UM official to be named RTC's chief financial officer

May 11, 1993|By New York Times News Service

WASHINGTON -- As part of its overhaul of the savings and loan cleanup, the Clinton administration plans to name a University of Maryland official as chief financial officer of the Resolution Trust Corp.

Deputy Treasury Secretary Roger C. Altman is scheduled to announce the appointment of the official, Donna H. Cunninghame, today. He said in an interview that the choice of an accountant who is vice chancellor for finance at the university reflected his determination to revamp the agency's management and the way it disposes of roughly $100 billion in assets of bankrupt savings and loans.

The changes are needed, other officials said, because the agency in the past concentrated on selling assets rapidly, without paying enough attention to whether its contractors were performing properly or whether the agency was getting full value.

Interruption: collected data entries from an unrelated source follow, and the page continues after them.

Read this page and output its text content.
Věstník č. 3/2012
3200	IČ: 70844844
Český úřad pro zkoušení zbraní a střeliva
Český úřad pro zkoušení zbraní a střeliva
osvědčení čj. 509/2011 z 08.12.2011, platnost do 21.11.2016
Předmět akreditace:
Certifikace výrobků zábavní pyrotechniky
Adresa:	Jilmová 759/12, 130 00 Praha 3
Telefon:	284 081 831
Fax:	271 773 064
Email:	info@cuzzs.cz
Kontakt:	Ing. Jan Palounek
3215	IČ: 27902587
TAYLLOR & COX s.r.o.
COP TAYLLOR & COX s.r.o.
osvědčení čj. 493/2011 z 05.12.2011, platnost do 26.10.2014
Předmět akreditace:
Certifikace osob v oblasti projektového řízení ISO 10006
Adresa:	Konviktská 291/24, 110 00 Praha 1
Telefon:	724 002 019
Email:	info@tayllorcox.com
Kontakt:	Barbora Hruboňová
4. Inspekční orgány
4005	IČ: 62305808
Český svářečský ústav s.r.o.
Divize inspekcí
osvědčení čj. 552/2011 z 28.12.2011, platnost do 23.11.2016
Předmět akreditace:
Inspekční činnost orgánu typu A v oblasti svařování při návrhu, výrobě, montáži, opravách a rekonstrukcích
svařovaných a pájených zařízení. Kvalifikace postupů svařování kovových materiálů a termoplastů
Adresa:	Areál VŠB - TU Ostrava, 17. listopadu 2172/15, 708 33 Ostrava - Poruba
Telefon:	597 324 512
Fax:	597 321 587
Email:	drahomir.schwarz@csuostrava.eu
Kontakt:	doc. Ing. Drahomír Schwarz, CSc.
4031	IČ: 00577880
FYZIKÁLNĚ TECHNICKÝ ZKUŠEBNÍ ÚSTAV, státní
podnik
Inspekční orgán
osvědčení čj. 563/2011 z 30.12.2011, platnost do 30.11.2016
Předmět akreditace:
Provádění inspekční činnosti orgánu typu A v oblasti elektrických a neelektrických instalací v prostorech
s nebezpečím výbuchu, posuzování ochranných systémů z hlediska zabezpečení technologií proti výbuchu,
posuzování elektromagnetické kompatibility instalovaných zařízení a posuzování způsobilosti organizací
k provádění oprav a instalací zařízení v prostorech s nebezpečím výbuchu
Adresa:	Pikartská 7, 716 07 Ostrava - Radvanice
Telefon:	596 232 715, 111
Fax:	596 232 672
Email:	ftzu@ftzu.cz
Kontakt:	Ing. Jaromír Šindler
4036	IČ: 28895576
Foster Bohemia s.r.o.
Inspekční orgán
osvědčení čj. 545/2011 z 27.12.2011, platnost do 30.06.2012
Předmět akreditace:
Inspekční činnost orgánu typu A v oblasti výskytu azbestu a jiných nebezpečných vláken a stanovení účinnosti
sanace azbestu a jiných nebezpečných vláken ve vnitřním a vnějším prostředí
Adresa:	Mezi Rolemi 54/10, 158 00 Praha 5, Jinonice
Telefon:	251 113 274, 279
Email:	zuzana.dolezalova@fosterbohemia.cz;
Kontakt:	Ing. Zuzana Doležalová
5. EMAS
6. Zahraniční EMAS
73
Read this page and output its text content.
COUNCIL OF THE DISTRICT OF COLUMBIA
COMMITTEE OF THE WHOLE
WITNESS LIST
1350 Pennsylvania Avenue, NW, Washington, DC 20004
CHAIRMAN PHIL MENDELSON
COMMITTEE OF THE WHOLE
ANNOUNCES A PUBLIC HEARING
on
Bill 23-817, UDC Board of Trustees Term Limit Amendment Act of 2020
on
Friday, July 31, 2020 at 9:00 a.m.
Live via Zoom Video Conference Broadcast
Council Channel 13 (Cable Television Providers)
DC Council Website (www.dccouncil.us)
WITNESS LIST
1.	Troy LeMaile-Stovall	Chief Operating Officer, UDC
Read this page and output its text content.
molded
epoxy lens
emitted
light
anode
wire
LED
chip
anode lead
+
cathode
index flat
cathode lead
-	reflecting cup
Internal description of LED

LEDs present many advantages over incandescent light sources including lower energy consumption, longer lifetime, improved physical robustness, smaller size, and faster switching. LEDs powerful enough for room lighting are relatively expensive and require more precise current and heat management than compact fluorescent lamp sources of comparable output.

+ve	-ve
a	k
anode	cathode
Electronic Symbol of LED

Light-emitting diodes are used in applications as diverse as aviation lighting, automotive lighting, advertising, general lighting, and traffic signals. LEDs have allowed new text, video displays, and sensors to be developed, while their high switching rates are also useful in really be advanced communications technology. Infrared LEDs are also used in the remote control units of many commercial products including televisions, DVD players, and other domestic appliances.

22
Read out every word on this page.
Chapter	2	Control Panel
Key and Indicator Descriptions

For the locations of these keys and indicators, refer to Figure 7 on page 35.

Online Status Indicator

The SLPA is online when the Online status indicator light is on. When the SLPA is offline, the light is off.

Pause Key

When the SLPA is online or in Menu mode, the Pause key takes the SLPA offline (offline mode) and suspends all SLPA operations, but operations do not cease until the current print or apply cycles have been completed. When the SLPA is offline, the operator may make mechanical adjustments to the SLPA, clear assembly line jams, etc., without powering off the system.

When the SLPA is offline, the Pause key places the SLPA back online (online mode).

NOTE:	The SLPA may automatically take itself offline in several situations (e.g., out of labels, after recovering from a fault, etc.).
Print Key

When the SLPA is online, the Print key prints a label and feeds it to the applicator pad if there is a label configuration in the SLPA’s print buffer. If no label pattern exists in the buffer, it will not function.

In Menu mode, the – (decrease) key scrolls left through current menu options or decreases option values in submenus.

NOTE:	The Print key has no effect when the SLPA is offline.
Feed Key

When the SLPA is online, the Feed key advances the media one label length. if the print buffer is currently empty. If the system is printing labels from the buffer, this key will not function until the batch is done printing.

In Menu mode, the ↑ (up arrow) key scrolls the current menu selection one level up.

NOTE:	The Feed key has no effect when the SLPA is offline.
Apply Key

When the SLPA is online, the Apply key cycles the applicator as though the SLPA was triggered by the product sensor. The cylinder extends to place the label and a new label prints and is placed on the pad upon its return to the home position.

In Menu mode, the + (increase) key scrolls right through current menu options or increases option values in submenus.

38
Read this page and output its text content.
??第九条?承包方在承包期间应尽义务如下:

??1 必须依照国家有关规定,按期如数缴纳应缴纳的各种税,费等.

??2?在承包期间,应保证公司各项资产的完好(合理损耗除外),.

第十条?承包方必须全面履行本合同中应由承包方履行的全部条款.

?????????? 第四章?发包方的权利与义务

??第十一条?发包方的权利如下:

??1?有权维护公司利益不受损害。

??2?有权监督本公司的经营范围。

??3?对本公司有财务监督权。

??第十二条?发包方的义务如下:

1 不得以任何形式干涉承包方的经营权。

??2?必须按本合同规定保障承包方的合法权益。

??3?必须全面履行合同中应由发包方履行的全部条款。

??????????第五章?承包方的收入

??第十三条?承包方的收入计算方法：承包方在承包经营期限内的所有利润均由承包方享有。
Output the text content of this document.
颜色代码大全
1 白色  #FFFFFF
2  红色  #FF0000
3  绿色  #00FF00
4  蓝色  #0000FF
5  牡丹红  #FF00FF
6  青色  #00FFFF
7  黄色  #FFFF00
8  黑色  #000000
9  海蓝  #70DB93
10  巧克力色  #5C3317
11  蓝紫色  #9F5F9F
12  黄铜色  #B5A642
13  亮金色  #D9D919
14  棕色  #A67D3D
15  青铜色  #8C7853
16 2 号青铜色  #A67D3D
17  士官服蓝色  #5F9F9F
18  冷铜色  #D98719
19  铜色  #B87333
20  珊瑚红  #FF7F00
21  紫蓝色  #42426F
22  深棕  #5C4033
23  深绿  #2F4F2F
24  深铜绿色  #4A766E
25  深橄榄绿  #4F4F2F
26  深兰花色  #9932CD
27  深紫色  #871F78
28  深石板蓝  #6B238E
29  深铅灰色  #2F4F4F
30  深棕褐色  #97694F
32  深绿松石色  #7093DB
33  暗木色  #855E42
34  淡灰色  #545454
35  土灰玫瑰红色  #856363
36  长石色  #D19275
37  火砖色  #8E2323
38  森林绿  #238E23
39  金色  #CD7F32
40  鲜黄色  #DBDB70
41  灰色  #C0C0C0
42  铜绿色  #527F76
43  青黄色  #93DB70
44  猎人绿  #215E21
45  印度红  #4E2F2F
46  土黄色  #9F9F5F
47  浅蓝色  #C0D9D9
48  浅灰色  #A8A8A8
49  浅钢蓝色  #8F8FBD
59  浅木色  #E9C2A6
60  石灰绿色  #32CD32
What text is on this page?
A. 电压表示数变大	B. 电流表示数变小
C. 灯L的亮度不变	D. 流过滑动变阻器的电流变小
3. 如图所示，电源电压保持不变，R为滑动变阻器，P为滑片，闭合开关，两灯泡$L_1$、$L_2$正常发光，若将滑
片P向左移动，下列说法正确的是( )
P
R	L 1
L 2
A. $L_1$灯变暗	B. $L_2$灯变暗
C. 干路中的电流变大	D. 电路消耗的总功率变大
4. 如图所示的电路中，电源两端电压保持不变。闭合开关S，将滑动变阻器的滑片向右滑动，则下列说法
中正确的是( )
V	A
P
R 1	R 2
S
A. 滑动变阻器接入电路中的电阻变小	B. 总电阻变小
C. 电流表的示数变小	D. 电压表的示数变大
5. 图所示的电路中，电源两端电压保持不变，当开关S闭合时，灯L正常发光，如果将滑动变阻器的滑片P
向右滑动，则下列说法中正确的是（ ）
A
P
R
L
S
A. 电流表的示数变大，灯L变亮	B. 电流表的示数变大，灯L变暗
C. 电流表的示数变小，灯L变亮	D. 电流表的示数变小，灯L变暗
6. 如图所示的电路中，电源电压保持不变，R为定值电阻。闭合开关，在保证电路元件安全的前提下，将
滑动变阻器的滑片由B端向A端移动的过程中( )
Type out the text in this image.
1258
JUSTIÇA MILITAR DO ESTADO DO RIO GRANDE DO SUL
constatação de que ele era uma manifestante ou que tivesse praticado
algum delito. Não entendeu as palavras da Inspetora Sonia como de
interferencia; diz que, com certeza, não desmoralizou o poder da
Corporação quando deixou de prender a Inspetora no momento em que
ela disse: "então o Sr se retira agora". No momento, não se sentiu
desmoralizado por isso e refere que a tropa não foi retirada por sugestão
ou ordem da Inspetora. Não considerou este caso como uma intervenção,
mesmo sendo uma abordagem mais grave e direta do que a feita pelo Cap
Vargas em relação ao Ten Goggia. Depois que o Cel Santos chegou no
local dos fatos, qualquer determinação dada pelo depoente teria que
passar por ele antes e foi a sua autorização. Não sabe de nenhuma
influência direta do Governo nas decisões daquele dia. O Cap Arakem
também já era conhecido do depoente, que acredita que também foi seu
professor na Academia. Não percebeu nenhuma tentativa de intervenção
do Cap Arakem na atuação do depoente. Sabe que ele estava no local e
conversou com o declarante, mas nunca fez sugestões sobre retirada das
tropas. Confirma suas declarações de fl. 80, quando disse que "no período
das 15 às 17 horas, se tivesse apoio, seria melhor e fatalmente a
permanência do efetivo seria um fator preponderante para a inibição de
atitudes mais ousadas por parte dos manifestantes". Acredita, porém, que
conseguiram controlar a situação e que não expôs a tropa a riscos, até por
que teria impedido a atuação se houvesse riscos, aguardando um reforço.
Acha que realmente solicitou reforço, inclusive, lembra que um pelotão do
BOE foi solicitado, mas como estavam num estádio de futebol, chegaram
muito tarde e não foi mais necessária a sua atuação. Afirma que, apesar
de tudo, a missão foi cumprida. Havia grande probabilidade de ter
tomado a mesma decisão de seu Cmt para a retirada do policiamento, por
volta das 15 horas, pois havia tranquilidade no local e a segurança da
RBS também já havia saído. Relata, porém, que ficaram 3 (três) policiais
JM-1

Officials pointed to recent audits as exemplifying the agency's problems. In one, the agency's inspector general found that more than $197,000 of $460,000 in bills submitted by a Florida law firm were questionable.

Several of the firm's lawyers recorded working 18 to 51 hours in a single day, including up to 15 hours for the agency and the rest for other clients. The firm billed the agency for research into the firm's own potential conflicts of interest.

Although the firm explained the discrepancies in billing hours as a result of bookkeeping procedures in which one day's work could appear on another day's work sheets, the inspector general rejected this explanation and recommended that the agency seek refunds.

In the interview Friday, Mr. Altman, who has been acting as the agency's chief executive while a permanent replacement is sought, said Resolution Trust would double the number of auditors it used to supervise its contractors. In addition, he said, the agency is drafting a new business plan that will seek to increase the government's return from the disposition of assets.

Another change, he said, is installing new computer software that for the first time allows the agency to keep up with all the recommendations of auditors who have found Resolution Trust to be mismanaged.

"There is no stronger step we can take than put in place a strong management," Mr. Altman said, expressing amazement that the agency, which is as big as the top half-dozen or so financial institutions in the country, had been working without a chief financial officer.

Since 1985, Ms. Cunninghame has run the finances of the University of Maryland, which has 11 campuses and an annual operating budget of $1.8 billion. Before that, she worked at a student loan foundation with a $250 million investment portfolio. She also worked at a food distribution company and at the accounting firm Peat Marwick & Mitchell, among other jobs.

Mr. Altman has put together a series of management changes as the administration seeks final passage of a bill to spend roughly $32 billion on the savings and loan cleanup.